Doch die sehr zugewandte, empathische Frau, die hier als Englischlehrerin an Waldorf-Schulen arbeitete, hatte schon lange etwas, mit dem sie auch als vierfache Mutter im Schwarzwald ihre Batterien aufladen konnte. Seit dem Jahr 2000 hatte sie regelmäßig Clowns-Workshops des "Nose to Nose"-Gründers Vivian Gladwell besucht. Und im Clowning so etwas wie einen roten Lebensfaden gefunden. Dabei geht es im Nose-to-Nose-Konzept, das von den französischen Bataclowns , dem Roy Heart Theater und Jacques Lecoq ‑Training beeinflusst ist, nicht darum, in verschiedene tradierte Clownsrollen zu schlüpfen, sondern darum, den eigenen inneren Clown zu finden.
Den eigenen, inneren Clown finden
Was ist wirklich los (in mir)? Ist dabei eine der wesentlichsten Fragen, so Hopkins und dass es ganz wichtig ist, authentisch zu sein. Die Nose-to-Nose-Clowns schminken sich deshalb auch nicht, tragen aber zumindest Kostümteile und natürlich rote Nasen, die kleinsten Masken der Welt. Einen bunten Fundus von verschiedenen Kostümen, Hüten und Requisiten findet man auch in der Potsdamer Remise. In der jetzt monatlich verschiedene Workshops für Profis und Laien, für Manager und die Oma von nebenan angeboten werden, denn Angela Hopkins hat bei ihrem Lehrer auch die Lehrbefugnis erlangt.
So arbeitet sie, seit sie in Potsdam lebt, unter anderem mit Studierenden der Traumapädagogik oder mit Ärzten, die, wenn sie ihren inneren Clown entwickelt haben, sich empathischer und damit heilsamer auf ihre Patienten einlassen können. Im Sommer ist sie außerdem oft in alten Herrenhäusern in Schottland unterwegs und verbindet dabei das Clowning mit ihrer zweiten Leidenschaft, dem Kochen.
Ein Ort, wo Menschen miteinander menschlich sein können
Doch nach dem vielen Unterwegssein sehnte sie sich, als ihre beiden Jüngsten das Haus verließen, nochmal nach einer ganz eigenen Herausforderung.
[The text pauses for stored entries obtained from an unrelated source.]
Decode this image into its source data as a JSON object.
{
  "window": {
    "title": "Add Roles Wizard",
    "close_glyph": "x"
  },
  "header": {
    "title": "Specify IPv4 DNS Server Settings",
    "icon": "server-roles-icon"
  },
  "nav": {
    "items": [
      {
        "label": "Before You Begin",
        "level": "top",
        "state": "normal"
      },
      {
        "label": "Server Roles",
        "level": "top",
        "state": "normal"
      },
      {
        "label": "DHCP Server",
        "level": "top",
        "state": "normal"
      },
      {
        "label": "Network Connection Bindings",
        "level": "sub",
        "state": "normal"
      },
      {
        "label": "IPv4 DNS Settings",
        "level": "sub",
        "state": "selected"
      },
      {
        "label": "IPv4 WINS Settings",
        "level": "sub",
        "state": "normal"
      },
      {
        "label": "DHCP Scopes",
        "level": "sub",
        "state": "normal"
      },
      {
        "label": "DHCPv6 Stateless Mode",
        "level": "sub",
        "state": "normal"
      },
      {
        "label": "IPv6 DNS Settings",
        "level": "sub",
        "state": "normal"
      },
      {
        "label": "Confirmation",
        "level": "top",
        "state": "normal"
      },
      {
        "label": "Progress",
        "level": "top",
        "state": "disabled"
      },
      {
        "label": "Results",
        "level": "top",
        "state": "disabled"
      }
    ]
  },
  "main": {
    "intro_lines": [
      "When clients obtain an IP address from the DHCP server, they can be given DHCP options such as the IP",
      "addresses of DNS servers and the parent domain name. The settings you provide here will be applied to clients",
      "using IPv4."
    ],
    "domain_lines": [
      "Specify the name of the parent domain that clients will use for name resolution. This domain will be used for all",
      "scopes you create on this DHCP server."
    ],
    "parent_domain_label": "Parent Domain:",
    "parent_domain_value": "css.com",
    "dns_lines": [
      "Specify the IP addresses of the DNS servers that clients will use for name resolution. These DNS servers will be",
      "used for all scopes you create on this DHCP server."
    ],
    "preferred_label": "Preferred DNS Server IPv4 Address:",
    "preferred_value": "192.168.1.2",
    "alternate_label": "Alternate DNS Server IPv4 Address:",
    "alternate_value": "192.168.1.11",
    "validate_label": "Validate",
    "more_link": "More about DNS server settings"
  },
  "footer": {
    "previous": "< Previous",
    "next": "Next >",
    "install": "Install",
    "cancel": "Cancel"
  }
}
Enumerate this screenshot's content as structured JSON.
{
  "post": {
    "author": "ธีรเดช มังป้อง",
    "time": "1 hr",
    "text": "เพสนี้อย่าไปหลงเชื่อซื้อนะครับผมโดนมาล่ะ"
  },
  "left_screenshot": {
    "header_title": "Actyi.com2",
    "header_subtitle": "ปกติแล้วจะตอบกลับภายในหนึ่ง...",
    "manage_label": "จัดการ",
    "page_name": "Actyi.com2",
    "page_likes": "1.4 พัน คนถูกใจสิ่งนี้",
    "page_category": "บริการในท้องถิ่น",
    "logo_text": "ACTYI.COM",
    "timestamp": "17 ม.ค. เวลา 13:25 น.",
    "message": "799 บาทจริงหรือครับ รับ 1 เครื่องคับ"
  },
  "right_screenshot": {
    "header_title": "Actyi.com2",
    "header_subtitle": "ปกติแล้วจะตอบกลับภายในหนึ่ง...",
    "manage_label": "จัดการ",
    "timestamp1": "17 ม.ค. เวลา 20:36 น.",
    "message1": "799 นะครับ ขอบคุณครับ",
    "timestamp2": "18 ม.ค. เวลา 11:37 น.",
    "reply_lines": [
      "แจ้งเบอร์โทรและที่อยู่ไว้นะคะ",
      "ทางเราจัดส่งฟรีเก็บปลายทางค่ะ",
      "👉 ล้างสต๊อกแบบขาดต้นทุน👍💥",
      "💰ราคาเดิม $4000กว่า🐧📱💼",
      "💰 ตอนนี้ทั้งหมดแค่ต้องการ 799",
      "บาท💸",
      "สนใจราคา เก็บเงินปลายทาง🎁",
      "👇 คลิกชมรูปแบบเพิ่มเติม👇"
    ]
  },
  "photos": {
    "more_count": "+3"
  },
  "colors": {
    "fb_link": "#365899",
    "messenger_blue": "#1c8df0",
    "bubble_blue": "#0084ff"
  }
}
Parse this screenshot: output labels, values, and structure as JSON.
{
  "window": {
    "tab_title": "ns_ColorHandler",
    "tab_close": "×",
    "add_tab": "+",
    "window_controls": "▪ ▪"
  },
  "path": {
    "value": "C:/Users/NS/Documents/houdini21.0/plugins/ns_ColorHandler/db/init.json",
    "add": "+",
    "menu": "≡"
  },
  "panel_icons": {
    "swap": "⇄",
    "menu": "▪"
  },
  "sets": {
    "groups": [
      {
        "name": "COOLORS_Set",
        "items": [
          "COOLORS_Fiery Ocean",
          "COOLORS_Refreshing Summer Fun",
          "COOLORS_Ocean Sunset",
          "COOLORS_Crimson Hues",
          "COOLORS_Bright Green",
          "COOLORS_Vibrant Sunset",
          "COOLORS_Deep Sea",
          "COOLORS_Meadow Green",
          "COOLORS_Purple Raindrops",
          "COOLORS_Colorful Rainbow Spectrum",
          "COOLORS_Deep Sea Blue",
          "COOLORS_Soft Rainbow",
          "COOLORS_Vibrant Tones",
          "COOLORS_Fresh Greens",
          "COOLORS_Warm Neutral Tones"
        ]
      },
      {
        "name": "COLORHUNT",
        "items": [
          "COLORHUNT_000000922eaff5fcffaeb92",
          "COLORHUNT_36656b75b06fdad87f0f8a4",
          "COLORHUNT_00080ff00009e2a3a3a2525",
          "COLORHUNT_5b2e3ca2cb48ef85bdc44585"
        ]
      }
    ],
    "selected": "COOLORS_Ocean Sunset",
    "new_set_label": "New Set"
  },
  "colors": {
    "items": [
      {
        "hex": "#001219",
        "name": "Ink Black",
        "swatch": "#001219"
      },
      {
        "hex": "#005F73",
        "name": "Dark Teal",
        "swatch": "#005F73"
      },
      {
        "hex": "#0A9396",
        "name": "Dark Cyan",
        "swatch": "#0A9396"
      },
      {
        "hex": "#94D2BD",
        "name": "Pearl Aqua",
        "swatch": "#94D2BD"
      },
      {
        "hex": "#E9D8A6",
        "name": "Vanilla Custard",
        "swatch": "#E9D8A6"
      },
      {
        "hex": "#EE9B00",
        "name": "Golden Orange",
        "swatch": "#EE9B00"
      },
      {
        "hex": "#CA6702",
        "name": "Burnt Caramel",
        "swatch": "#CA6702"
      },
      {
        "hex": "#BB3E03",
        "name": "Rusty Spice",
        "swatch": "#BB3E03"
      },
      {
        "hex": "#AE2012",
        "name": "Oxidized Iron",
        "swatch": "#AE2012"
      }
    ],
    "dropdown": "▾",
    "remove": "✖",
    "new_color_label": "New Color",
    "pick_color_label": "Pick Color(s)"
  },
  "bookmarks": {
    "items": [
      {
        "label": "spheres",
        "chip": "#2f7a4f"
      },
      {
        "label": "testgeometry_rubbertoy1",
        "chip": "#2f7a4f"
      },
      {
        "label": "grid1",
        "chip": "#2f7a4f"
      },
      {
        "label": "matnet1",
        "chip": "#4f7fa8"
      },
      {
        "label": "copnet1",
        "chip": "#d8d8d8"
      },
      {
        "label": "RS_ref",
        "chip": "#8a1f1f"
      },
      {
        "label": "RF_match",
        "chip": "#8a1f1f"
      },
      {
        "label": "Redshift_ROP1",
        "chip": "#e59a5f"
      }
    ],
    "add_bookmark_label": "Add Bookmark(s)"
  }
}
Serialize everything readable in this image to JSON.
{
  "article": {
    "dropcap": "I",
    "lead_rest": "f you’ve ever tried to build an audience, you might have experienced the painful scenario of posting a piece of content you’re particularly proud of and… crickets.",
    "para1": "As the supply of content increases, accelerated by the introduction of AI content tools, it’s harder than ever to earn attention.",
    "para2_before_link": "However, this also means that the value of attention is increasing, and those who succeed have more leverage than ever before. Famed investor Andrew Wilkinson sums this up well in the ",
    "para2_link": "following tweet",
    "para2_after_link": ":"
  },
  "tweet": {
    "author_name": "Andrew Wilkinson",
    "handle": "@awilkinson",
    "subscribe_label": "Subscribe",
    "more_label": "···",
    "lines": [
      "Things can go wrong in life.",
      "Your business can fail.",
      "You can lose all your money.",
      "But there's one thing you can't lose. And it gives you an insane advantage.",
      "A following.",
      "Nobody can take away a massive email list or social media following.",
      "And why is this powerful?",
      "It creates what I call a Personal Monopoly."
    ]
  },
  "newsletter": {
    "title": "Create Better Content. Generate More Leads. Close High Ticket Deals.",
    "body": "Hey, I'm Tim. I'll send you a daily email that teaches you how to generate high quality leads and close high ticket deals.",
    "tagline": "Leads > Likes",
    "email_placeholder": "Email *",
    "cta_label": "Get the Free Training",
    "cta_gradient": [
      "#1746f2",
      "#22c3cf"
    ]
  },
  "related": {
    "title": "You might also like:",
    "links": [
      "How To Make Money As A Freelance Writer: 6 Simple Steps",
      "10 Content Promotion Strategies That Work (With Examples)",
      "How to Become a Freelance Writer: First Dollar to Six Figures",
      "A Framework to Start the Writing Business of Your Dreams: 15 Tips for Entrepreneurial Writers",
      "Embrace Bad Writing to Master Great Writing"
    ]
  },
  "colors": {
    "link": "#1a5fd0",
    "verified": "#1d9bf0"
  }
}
Sie wollte endlich einen Raum schaffen, in dem, wie sie sagt, "Menschen menschlich miteinander sein können." Was bedeutet, sich wirklich aufeinander einzulassen, wertschätzend miteinander zu arbeiten und eben viel zu lachen. Auch wenn es, im Miteinander Spielen, immer auch ans Eingemachte geht, um Forschen und Fragen. Aber vor allem darum, offener für sich selbst und für andere zu werden und anstatt des Kopfes das Herz sprechen zu lassen. Kurz, das Unerwartete zu umarmen.
Denn ihre eigene Biografie hat ihr mit 38 ganz deutlich gezeigt, was für ein Lernprozess das Loslassen und Überwinden ist, was im Moment sein, bedeutet und wie wichtig es ist, das zu schätzen, was da ist. Solche Erfahrungen kann man spielerisch auch im Clowning machen. Und sie danach auch mit einem Publikum teilen.
"What’s love got to do with it?"
Am 29. März ist Angela Hopkins mit einem neuen Soloprogramm im T‑Werk zu erleben, das ihr schon öfter Auftrittsmöglichkeiten geboten hat. Ihr Programm heißt "What’s love got to do with it?" und Angela Hopkins verrät, dass sie sich darin auf eine Reise begibt und es währenddessen ratsam ist, auf das eigene Gepäck zu achten.
Dem Rucksack, den sie als Clownin dabei hat, wird dabei sicher die eine oder andere eigene Lebensgeschichte entsteigen. Und auch das Thema Heimat wird wieder ins Spiel kommen. Allerdings hat Hopkins diesbezüglich jetzt eine wichtige Entscheidung getroffen, so wird sie in Potsdam die doppelte Staatsbürgerschaft annehmen. Etwas, das vor dem Brexit, als sie sich ganz als Europäerin fühlte, nicht nötig war.